His gaze held hers without wavering, without challenge, but with a clarity that left no room for misinterpretation. "And so you are aware."

"If a Sith came to our doorstep,"
he said, voice low and even, "And asked for asylum, asked to turn away from the dark, asked to be seen for more than the path they were born into."

He leaned forward slightly, not aggressive, but earnest, the words carrying the quiet force of a truth he lived by.

"They would not be killed on sight. They would not be cast out. They would not be dismissed as irredeemable. They would be heard. They would be seen. They would be given the chance to be more than what the darkness made them."

He let that sit before he continued, his voice softening just enough to reveal the wound beneath the logic.

"We are not monsters, Iandre.
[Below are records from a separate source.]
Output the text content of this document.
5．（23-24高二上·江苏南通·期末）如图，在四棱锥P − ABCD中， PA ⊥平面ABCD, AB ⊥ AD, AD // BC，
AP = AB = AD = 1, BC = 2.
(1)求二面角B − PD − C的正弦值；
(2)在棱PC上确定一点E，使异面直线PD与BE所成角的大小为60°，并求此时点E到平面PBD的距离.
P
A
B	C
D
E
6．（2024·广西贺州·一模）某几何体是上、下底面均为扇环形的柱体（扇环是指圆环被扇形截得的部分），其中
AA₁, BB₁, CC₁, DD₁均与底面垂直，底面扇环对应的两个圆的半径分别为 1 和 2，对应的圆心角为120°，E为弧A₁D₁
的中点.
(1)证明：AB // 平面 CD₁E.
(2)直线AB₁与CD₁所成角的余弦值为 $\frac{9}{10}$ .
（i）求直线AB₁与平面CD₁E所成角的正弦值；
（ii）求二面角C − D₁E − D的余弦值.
We are not executioners waiting for an excuse."

His eyes, warm but unwavering, locked onto hers with a depth that felt almost like a hand reaching across the table.
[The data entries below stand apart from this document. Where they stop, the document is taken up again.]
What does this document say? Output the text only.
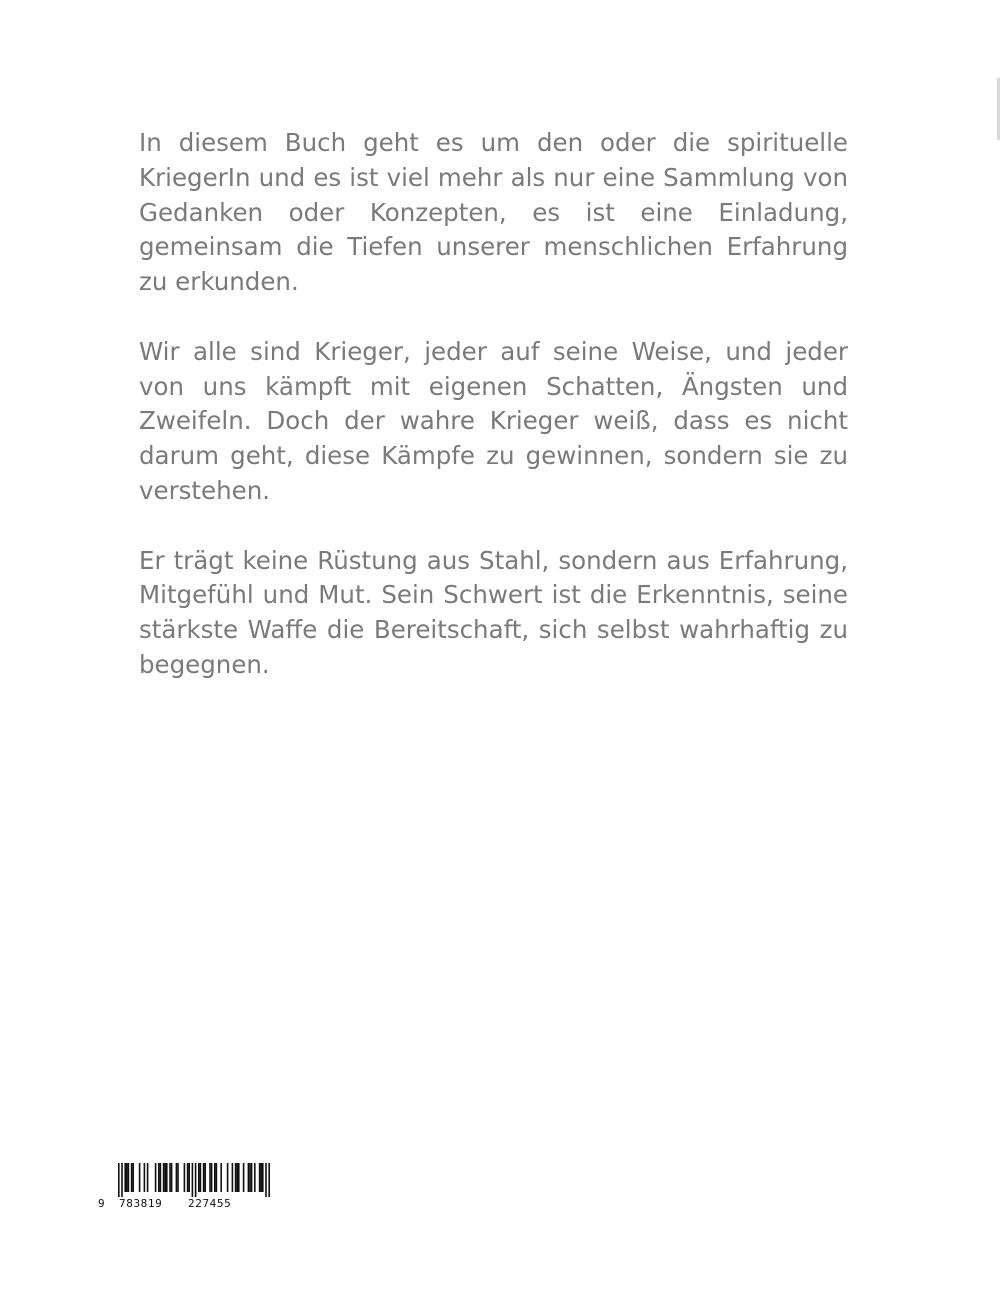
In diesem Buch geht es um den oder die spirituelle KriegerIn und es ist viel mehr als nur eine Sammlung von Gedanken oder Konzepten, es ist eine Einladung, gemeinsam die Tiefen unserer menschlichen Erfahrung zu erkunden.

Wir alle sind Krieger, jeder auf seine Weise, und jeder von uns kämpft mit eigenen Schatten, Ängsten und Zweifeln. Doch der wahre Krieger weiß, dass es nicht darum geht, diese Kämpfe zu gewinnen, sondern sie zu verstehen.

Er trägt keine Rüstung aus Stahl, sondern aus Erfahrung, Mitgefühl und Mut. Sein Schwert ist die Erkenntnis, seine stärkste Waffe die Bereitschaft, sich selbst wahrhaftig zu begegnen.

9 783819 227455
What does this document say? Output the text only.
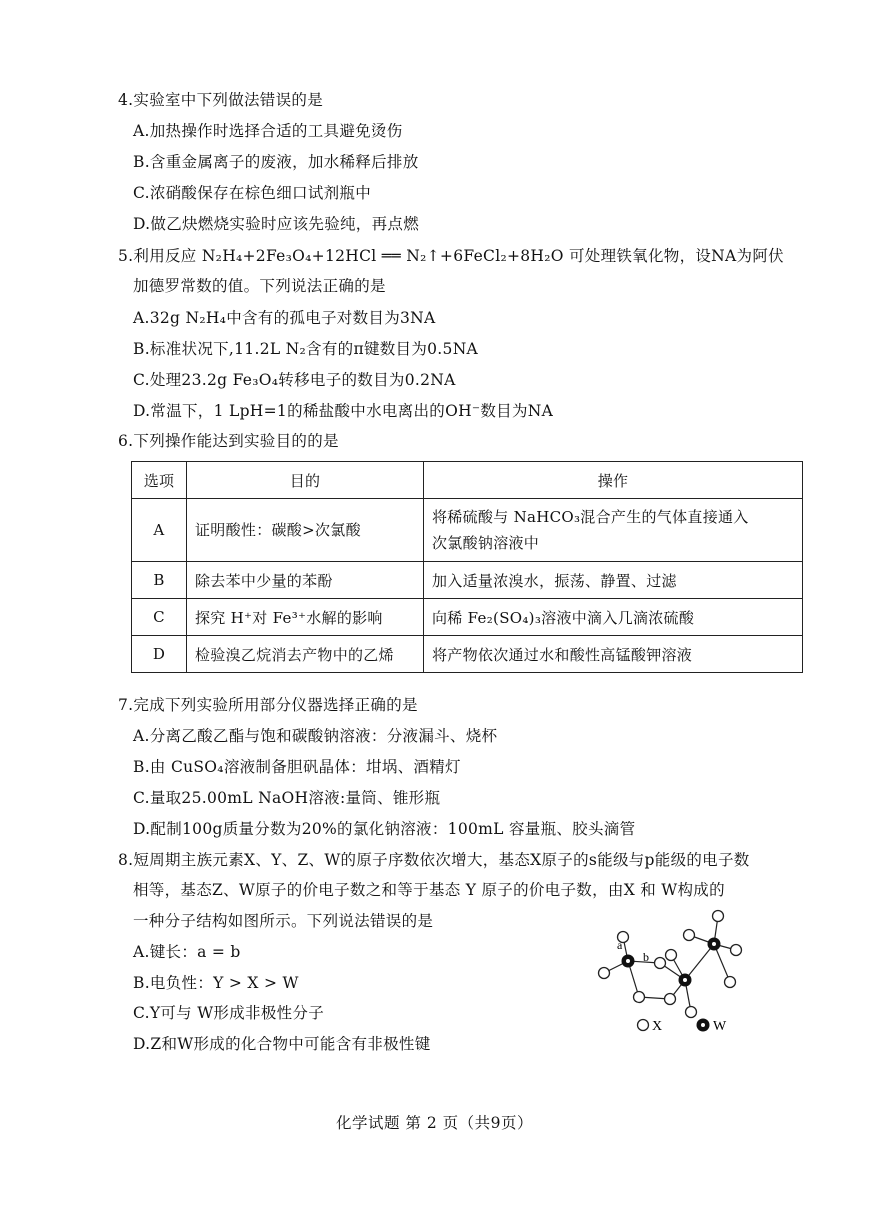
4.实验室中下列做法错误的是
A.加热操作时选择合适的工具避免烫伤
B.含重金属离子的废液，加水稀释后排放
C.浓硝酸保存在棕色细口试剂瓶中
D.做乙炔燃烧实验时应该先验纯，再点燃
5.利用反应 N₂H₄+2Fe₃O₄+12HCl ══ N₂↑+6FeCl₂+8H₂O 可处理铁氧化物，设NA为阿伏
加德罗常数的值。下列说法正确的是
A.32g N₂H₄中含有的孤电子对数目为3NA
B.标准状况下,11.2L N₂含有的π键数目为0.5NA
C.处理23.2g Fe₃O₄转移电子的数目为0.2NA
D.常温下，1 LpH=1的稀盐酸中水电离出的OH⁻数目为NA
6.下列操作能达到实验目的的是
选项	目的	操作
A	证明酸性：碳酸>次氯酸	将稀硫酸与 NaHCO₃混合产生的气体直接通入
次氯酸钠溶液中

B	除去苯中少量的苯酚	加入适量浓溴水，振荡、静置、过滤
C	探究 H⁺对 Fe³⁺水解的影响	向稀 Fe₂(SO₄)₃溶液中滴入几滴浓硫酸
D	检验溴乙烷消去产物中的乙烯	将产物依次通过水和酸性高锰酸钾溶液
7.完成下列实验所用部分仪器选择正确的是
A.分离乙酸乙酯与饱和碳酸钠溶液：分液漏斗、烧杯
B.由 CuSO₄溶液制备胆矾晶体：坩埚、酒精灯
C.量取25.00mL NaOH溶液:量筒、锥形瓶
D.配制100g质量分数为20%的氯化钠溶液：100mL 容量瓶、胶头滴管
8.短周期主族元素X、Y、Z、W的原子序数依次增大，基态X原子的s能级与p能级的电子数
相等，基态Z、W原子的价电子数之和等于基态 Y 原子的价电子数，由X 和 W构成的
一种分子结构如图所示。下列说法错误的是
A.键长：a = b
B.电负性：Y > X > W
C.Y可与 W形成非极性分子
D.Z和W形成的化合物中可能含有非极性键
a
b
X	W
化学试题 第 2 页（共9页）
"And don't forget that." The next words came quieter, gentle, but edged by something unmistakably human.

"Because if you truly believe the Jedi would murder someone simply for wanting to change… then you believe that I am just like that."

Another beat, soft but firm. "Is that what you believe of me?" Not an accusation, anger, just the honest steady question of a man who needed her to see him clearly.



 
For several breaths after Aiden finished speaking, Iandre did not look away; she absorbed the intensity of his words with an almost meditative stillness. Each point he raised — the presence he sensed, its intent, the threat he believed it carried, the fear of complicity—settled over her like carefully placed stones. Not crushing, but weighty. Earnest. Coming from a man who did not posture, did not embellish, did not weaponize his fear. It was the clarity of a Jedi Knight who had seen too much to look away, and the vulnerability of someone who hoped desperately she would be able to ease his concerns.
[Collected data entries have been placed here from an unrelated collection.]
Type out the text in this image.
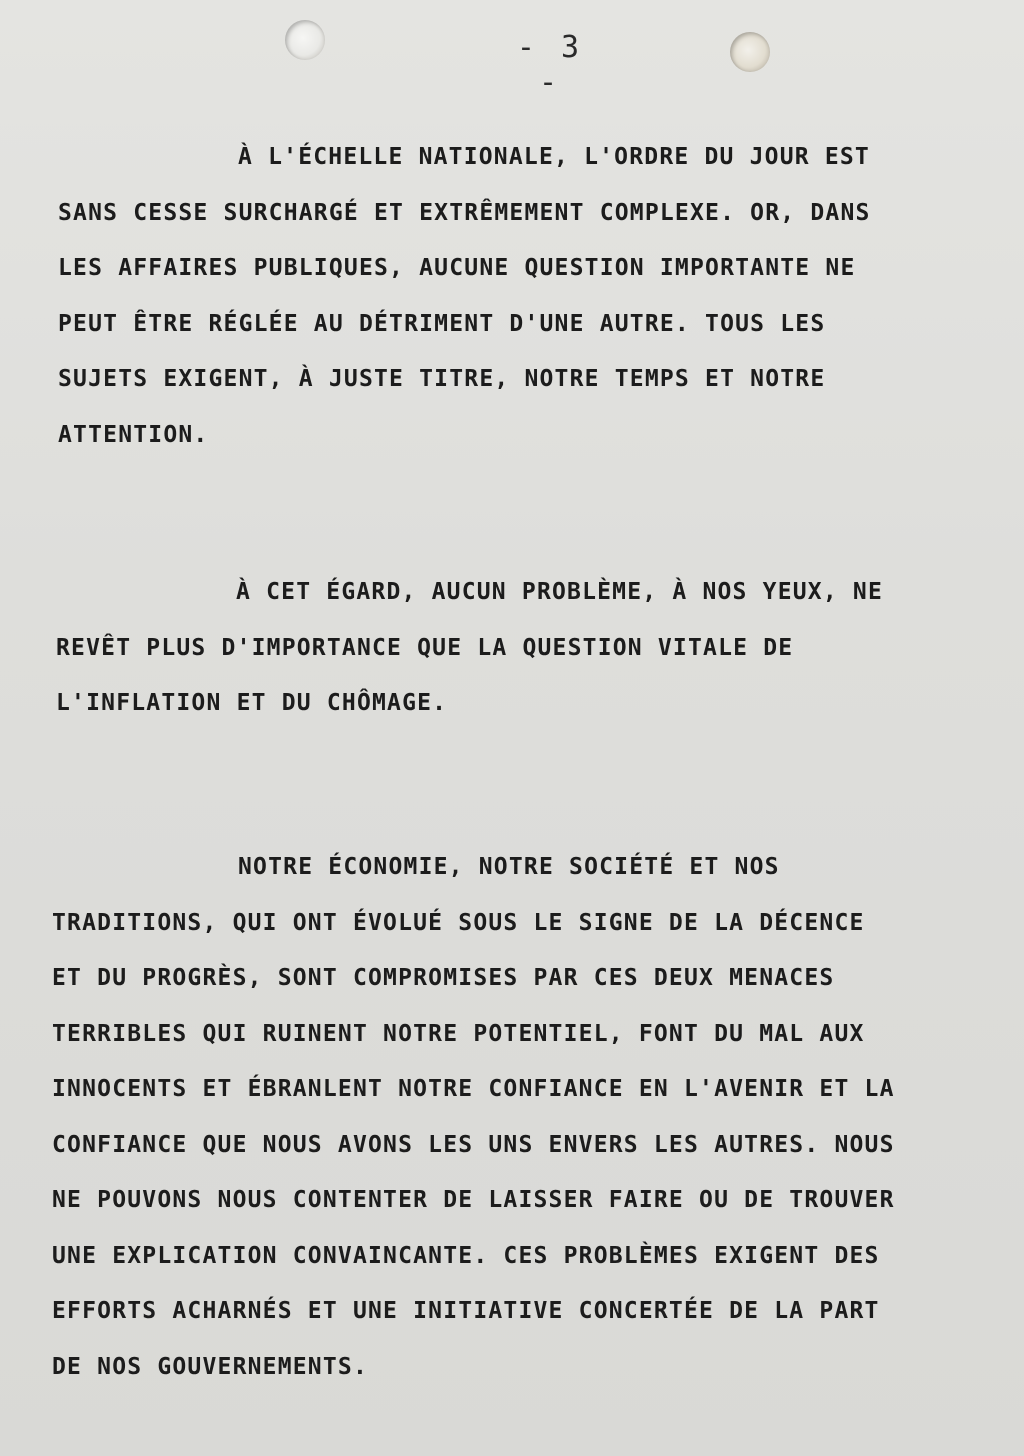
- 3 -

À L'ÉCHELLE NATIONALE, L'ORDRE DU JOUR EST
SANS CESSE SURCHARGÉ ET EXTRÊMEMENT COMPLEXE. OR, DANS
LES AFFAIRES PUBLIQUES, AUCUNE QUESTION IMPORTANTE NE
PEUT ÊTRE RÉGLÉE AU DÉTRIMENT D'UNE AUTRE. TOUS LES
SUJETS EXIGENT, À JUSTE TITRE, NOTRE TEMPS ET NOTRE
ATTENTION.

À CET ÉGARD, AUCUN PROBLÈME, À NOS YEUX, NE
REVÊT PLUS D'IMPORTANCE QUE LA QUESTION VITALE DE
L'INFLATION ET DU CHÔMAGE.

NOTRE ÉCONOMIE, NOTRE SOCIÉTÉ ET NOS
TRADITIONS, QUI ONT ÉVOLUÉ SOUS LE SIGNE DE LA DÉCENCE
ET DU PROGRÈS, SONT COMPROMISES PAR CES DEUX MENACES
TERRIBLES QUI RUINENT NOTRE POTENTIEL, FONT DU MAL AUX
INNOCENTS ET ÉBRANLENT NOTRE CONFIANCE EN L'AVENIR ET LA
CONFIANCE QUE NOUS AVONS LES UNS ENVERS LES AUTRES. NOUS
NE POUVONS NOUS CONTENTER DE LAISSER FAIRE OU DE TROUVER
UNE EXPLICATION CONVAINCANTE. CES PROBLÈMES EXIGENT DES
EFFORTS ACHARNÉS ET UNE INITIATIVE CONCERTÉE DE LA PART
DE NOS GOUVERNEMENTS.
When she finally inhaled, it was slow, steady, yet touched with something heavier—not reluctance to answer, but the awareness that this conversation mattered more than either of them had anticipated when they chose this quiet café in Theed.

"Aiden…" she said softly, her voice warmer than it had been before, shaped by the care she took with his fears, "I hear what you felt that day. I don't doubt you sensed something real, or that its presence was deliberate. I won't dismiss what the Force told you."

Her fingers curled lightly around the edge of the table, not in anxiety, but in grounding.

"You know my training—the Clone Wars were a crucible. I spent my life analyzing intent on the battlefield. And yes…There are a few individuals inside Diarchy space whose darkness has not yet burned out."

Her gaze sharpened slightly, but not with defensiveness—with truth.

"They are not there unmonitored. They do not walk freely without oversight. And they are not in positions of influence." She paused, letting that settle before continuing.

"Some came to us broken. Others confused. Others because they saw no other path but chains or a pyre. The Diarchy did not open the gates for ideology—only for individuals who wanted to try. And gods, Aiden, some of them…some of them have never had the chance to try anything but darkness."

Her expression softened further, her voice becoming more personal than political.

"You ask if I can promise none of them hide ill intent. No. I can't promise that. No one can. Not the Diarchy, not the Jedi, not any order in the galaxy."

She leaned forward slightly, as if refusing to let him carry his fear alone.

"What I can tell you is this: the one I've worked with the most—Kallous—he isn't the thing he used to be. The darkness is still on him, yes, in his habits, in the ways he sees conflict, in how he talks about who he used to be. But he no longer chases destruction. He does not hunger for it. I have seen him hesitate, question, and choose restraint over violence. He is changing, slowly, painfully."

A faint breath left her, something like quiet conviction.

"He wants to understand life outside the Sith. Outside fear. Outside cruelty. And I will not abandon someone standing at the edge of a new path simply because they haven't taken every step yet."

But when Aiden spoke of the Jedi—of asylum, of compassion, of not executing those who wished to change—she froze. Not visibly. Not dramatically. But inwardly, so sharply it struck her like a ripple through the Force.

And when he asked that last question—"Is that what you believe of me?"—her breath caught entirely. For the first time since he'd arrived, she looked genuinely shaken. She blinked once, slowly. Then her voice came out quieter, not because she lacked strength, but because the depth of feeling behind it rose faster than she could fully contain.

"Aiden Porte…"

Her eyes softened in an unmistakably painful way—like someone absorbing a blow directly to the heart.


"No." The word trembled, not with fear but with the sheer force of sincerity. "No. I would never believe that of you." She shook her head once, breath unsteady, as if the mere idea stung. "I have trusted you with my life. With my truth. With my past. I know who you are. I know how you see people—how you fight for them, how you honor their choices. If I ever implied that I thought you capable of killing someone who genuinely wanted to change…" Her voice tightened there, emotion curling beneath the words. "…then I failed you. And I am sorry."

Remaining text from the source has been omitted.